A look at how guests wined and dined at this year's sold-out event.
From the moment guests entered the Bartolotta Restaurants’ Downtown Kitchen on April 18, the day’s snowy weather was nearly forgotten. Capturing their attention were the dazzling array of dishes they had journeyed downtown for. Thanks to the talents of ten of Milwaukee’s best chefs, guests came hungry and left full.
As the night kicked off, guests snacked on cheese and crudité while sampling wine from E. & J. Gallo Winery. Groups mingled as musician Jay Anderson provided relaxing saxophone tunes throughout the night.
Meanwhile, the chefs prepared their signature dishes:
– In the kitchen, Paul Bartolotta of the Bartolotta Restaurants presented guests with two creations: his Insalata Di Piovra alla Ligure Liguria (warm octopus salad), and his Ricciola con Radicchio alla Siciliana.
– Heather Terhune of Tre Rivali showcased her Roasted Beets, a dish of pickled beets, cumin, yogurt, pistachios, mint and basil.
– Across the way, the Dans of DanDan (Dan Jacobs and Dan Van Rite) cooked up a dish from their Chinese restaurant — Sichaun Pork Dumplings with chili oil, vinegar, cilantro and scallion.
– Next to the Dans was Justin Aprahamian, chef and owner of Sanford. Aprahamian prepared a Pinecurred wild salmon with some fun twists including nettles and pine syrup.
– Andrew Miller of both Third Coast Provisions and Merriment Social brought a taste of Wisconsin with his Pulled Country Ham, which covered sourdough bread, beer mustard, cultured pub cheese and pickles.
– The husband and wife duo Paul Zerkel and Lisa Kirkpatrick from Goodkind prepared Cabbage Carbonara, which had shaved bone marrow, porcine, pecorino and egg. “It’s a little twist on the traditional,” said Kirkpatrick about the take on the classic pasta dish.
– The Diplomat’s Dane Baldwin created his version of Gnocchi, with Fontina cream, prosciutto, spring vegetables and cured egg yolk.
– Erik Hanson of the cheel was in high demand for his Parsnip Ravioli, which included bread, broccolini, hazelnut and veal reduction.
The event, put on by Milwaukee Magazine and Bartolotta Restaurants, sold out for its second year in a row, long before the April 18 event. Proceeds went to the Hunger Task Force of Milwaukee, who help prevent hunger and malnutrition by providing food and meals to those in need. Sponsors Open Table, Baird, Azana Spa, Boelter Superstore and E. & J. Gallo Winery helped make the event possible.

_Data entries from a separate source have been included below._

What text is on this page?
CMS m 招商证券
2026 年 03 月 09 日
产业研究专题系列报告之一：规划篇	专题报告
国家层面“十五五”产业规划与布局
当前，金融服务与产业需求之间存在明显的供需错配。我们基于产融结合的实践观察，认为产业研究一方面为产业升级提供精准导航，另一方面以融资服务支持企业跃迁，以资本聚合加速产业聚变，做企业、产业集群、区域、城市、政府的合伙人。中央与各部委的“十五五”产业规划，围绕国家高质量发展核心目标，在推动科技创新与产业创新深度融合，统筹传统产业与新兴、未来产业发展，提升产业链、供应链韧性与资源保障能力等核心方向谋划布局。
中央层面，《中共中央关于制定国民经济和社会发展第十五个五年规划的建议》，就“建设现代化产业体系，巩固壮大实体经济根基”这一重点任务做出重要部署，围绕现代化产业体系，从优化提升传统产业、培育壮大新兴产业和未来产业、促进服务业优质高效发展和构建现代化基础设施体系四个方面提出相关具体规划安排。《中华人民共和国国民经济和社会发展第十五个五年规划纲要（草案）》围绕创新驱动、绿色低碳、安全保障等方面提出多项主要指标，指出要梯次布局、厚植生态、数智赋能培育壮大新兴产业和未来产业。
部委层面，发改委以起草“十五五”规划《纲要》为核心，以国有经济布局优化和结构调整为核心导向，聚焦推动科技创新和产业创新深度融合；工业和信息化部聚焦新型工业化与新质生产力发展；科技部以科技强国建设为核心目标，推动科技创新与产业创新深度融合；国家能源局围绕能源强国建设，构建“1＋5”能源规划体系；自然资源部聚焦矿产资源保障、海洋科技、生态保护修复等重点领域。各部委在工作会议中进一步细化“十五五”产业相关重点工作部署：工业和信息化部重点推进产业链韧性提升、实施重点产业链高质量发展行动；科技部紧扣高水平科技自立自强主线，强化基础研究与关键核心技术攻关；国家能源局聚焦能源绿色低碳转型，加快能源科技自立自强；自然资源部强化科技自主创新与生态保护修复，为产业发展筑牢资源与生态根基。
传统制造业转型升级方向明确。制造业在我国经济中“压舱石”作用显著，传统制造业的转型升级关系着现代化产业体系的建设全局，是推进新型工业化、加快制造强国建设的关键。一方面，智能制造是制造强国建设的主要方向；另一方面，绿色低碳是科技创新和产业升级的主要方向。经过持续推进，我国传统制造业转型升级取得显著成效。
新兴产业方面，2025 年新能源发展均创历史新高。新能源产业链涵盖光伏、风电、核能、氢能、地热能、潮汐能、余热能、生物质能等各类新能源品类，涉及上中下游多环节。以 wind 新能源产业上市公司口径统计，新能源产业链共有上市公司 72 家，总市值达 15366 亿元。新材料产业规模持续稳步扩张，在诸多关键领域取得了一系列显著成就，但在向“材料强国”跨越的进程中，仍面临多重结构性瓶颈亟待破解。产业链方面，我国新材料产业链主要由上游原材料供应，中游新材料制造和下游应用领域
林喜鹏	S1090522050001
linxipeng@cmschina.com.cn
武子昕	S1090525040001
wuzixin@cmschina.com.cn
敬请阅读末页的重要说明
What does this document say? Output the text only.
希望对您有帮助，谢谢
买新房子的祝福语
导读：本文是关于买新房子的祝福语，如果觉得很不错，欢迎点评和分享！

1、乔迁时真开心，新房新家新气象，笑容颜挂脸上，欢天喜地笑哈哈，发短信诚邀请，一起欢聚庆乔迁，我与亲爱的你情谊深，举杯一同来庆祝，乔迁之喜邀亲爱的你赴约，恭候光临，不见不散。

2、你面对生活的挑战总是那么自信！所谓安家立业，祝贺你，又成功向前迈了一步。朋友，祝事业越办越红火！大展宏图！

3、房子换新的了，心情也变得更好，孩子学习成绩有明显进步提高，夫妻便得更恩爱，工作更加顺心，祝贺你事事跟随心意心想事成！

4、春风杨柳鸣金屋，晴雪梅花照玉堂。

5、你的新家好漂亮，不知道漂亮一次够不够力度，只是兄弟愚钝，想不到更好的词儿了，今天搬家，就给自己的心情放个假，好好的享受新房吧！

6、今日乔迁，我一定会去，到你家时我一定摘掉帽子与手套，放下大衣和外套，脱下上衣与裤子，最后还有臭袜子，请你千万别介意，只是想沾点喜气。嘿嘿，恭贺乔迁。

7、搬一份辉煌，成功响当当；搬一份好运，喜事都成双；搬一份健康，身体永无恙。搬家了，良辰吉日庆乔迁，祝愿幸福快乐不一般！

As hunger was satisfied and plates started to empty, Milwaukee Magazine’s Editor Carole Nicksin brought the chefs on stage and held a Q&A. They chatted about the Milwaukee restaurant scene, their dishes and the ways they work in the kitchen.
Nicksin tried to get the Dans from DanDan to open up about plans for potential future expansions (in addition to DanDan and their newly opened bakery, Batches). Her nudging was a worthy attempt, but the owners didn’t officially let anything slip during the event.
Another topic of conversation was the working and personal relationships between Paul Zerkel and Lisa Kirkpatrick. According to the two Goodkind chefs, working with their spouse can be a struggle, but in the end, they find ways to work together. And they still have stories to share at the end of the day.
“You guys don’t give yourselves enough credit,” said Heather Terhune about the Milwaukee restaurant scene. Terhune, who has worked in restaurants all around the country, but mostly in Chicago, is new to the area but expressed excitement and a sense of pride about working in Milwaukee during the Q&A. “You shouldn’t feel bad that you’re not Chicago. It’s completely different, but in a good way.”